10 days ago I was in the gym. Something didn’t feel right. My chest felt tight. Several hours later I began coughing. By the next day I had a full blown “something”. No big deal I thought. Uniflu is your only man. I will knock it on the head in days. Of course I will run it. I’m strong. I’m fit. Eventually under much duress I went to the doctor who smiled lamely at me when I talked about my plans. Ordered back to bed, for further bed rest with some sort of virus, I secretly kept thinking “You’re all mad – I’m fine, I will run it, just you wait and see, I’m Sue for God’s sake.”
Well that’s not how it worked out. On a gorgeous October morning the Dublin City marathon began and I didn’t make that starting line. As the good luck texts poured in, I was in my kitchen doing a dance off with the cooker to Rihanna. And I was smiling. For one of the very rare times in my life, I decided to stop fighting, battling, proving, – I decided to stop being “Johnny Cash’s Sue”.
A really good friend of mine, Julie, watched me battle late last week with the idea of giving up, of failing again, of not completing what I set out to do. She understood that running the marathon meant so much more than simply running 26 miles, that it was about proving something to myself after the past year. And when I asked her advice about whether to run, she simply said “Caroline, maybe this time, your greatest success will NOT be to run the marathon; maybe that is the real achievement”.
And she was right. I owe Johnny Cash’s Sue so much in my life. That drive, the relentless optimism, the fighting spirit, the determination to never give up – these behaviours have genuinely made the impossible happen; they even helped me see when I couldn’t. But what I realised as I thought about Julie’s advice is that I need to know when to call on “Sue” and when not to. I have got into the habit of believing that stopping equals giving up. That good enough is never enough. That unless I push myself beyond myself I am not succeeding. That if I don’t, I fail. Slowing down is weak. There is the old sporting adage – “quitters never win and winners never quit” and that is how I have lived my life to date.
But this week I saw beyond the simple black and white of winning and quitting and understood the importance of knowing when to fight, knowing how to fight and knowing when to stop.

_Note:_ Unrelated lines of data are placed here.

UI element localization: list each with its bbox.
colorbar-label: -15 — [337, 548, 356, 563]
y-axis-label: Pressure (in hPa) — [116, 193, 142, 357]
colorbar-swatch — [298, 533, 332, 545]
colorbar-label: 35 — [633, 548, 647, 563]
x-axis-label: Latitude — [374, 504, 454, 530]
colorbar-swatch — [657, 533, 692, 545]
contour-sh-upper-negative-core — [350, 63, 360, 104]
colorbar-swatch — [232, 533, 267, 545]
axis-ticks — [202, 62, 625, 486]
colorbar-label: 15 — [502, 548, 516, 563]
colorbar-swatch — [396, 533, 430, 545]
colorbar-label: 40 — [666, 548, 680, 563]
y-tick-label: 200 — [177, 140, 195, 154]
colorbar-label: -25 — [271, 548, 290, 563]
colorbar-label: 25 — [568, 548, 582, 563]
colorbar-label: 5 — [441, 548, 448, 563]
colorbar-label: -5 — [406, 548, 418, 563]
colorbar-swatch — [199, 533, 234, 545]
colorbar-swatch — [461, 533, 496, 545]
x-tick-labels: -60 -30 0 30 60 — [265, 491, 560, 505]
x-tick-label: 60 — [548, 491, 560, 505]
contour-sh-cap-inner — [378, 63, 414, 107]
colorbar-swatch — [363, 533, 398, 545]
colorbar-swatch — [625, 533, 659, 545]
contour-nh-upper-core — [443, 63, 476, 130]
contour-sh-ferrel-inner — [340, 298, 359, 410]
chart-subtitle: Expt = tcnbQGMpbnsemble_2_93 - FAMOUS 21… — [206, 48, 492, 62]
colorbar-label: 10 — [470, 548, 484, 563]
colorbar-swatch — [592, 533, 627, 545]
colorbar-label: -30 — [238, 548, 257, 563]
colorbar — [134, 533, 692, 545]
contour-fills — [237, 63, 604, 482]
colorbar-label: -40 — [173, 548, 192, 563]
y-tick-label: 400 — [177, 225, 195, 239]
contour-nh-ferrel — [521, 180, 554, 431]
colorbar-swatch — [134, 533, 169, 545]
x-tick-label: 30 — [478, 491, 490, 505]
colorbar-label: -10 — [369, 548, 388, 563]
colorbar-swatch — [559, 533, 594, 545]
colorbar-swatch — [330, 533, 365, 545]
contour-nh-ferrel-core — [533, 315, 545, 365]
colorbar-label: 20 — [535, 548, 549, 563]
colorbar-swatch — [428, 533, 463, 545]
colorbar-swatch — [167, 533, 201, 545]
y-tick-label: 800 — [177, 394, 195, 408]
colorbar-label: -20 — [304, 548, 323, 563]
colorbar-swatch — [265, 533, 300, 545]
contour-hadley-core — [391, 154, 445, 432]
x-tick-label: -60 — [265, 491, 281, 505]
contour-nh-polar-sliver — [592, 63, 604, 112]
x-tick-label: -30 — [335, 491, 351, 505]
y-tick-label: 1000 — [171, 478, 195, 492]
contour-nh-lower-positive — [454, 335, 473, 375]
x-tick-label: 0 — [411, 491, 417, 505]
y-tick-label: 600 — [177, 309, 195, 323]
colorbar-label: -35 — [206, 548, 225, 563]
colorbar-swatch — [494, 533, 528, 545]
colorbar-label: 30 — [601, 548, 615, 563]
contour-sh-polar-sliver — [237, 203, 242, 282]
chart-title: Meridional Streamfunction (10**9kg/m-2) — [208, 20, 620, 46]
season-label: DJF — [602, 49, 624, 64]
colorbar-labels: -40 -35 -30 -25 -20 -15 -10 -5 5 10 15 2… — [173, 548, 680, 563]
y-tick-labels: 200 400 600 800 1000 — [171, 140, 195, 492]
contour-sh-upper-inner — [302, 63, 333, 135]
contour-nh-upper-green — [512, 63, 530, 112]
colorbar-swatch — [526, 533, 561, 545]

In essence it’s about timing. Success and failure is not maybe so much about crossing the line at any cost, but about knowing when and how best to cross it.
For some reason my body wasn’t ready to run that marathon. Maybe it was the universe giving me a kick up the ass to say – “lady – you still haven’t learnt – will you SLOOOOWWW down, you’re doing too much.” Maybe Julie was right, that the greatest achievement was knowing when not to go into battle. Or maybe, less of the drama please, I simply got some flu thing!
Either way, it just goes to prove that sometimes no matter how hard you work, or push or strive, or hope, or believe, life just doesn’t work out the way we want it. This year’s marathon isn’t the real issue, in fact it is ridiculously insignificant in the grander scheme of things. It is simply a metaphor for life. It has made me think again of something I learnt a long long time ago when I found out that I was legally blind – you often can’t control your circumstances, but you can choose how to respond.
It’s hard to believe, but over the past 12 months, I have focused solely on the battle and fight of getting through, forgetting the most important thing my parents taught me – something I realised when I decided not to run the marathon this year – it’s not what you can’t do, its what you can do that counts!
So, in honour of Johnny Cash, who never ran a marathon, and my inner “Sue” – anyone want to run the Holyhead marathon on Jan 22nd 2011??? Anyone anyone?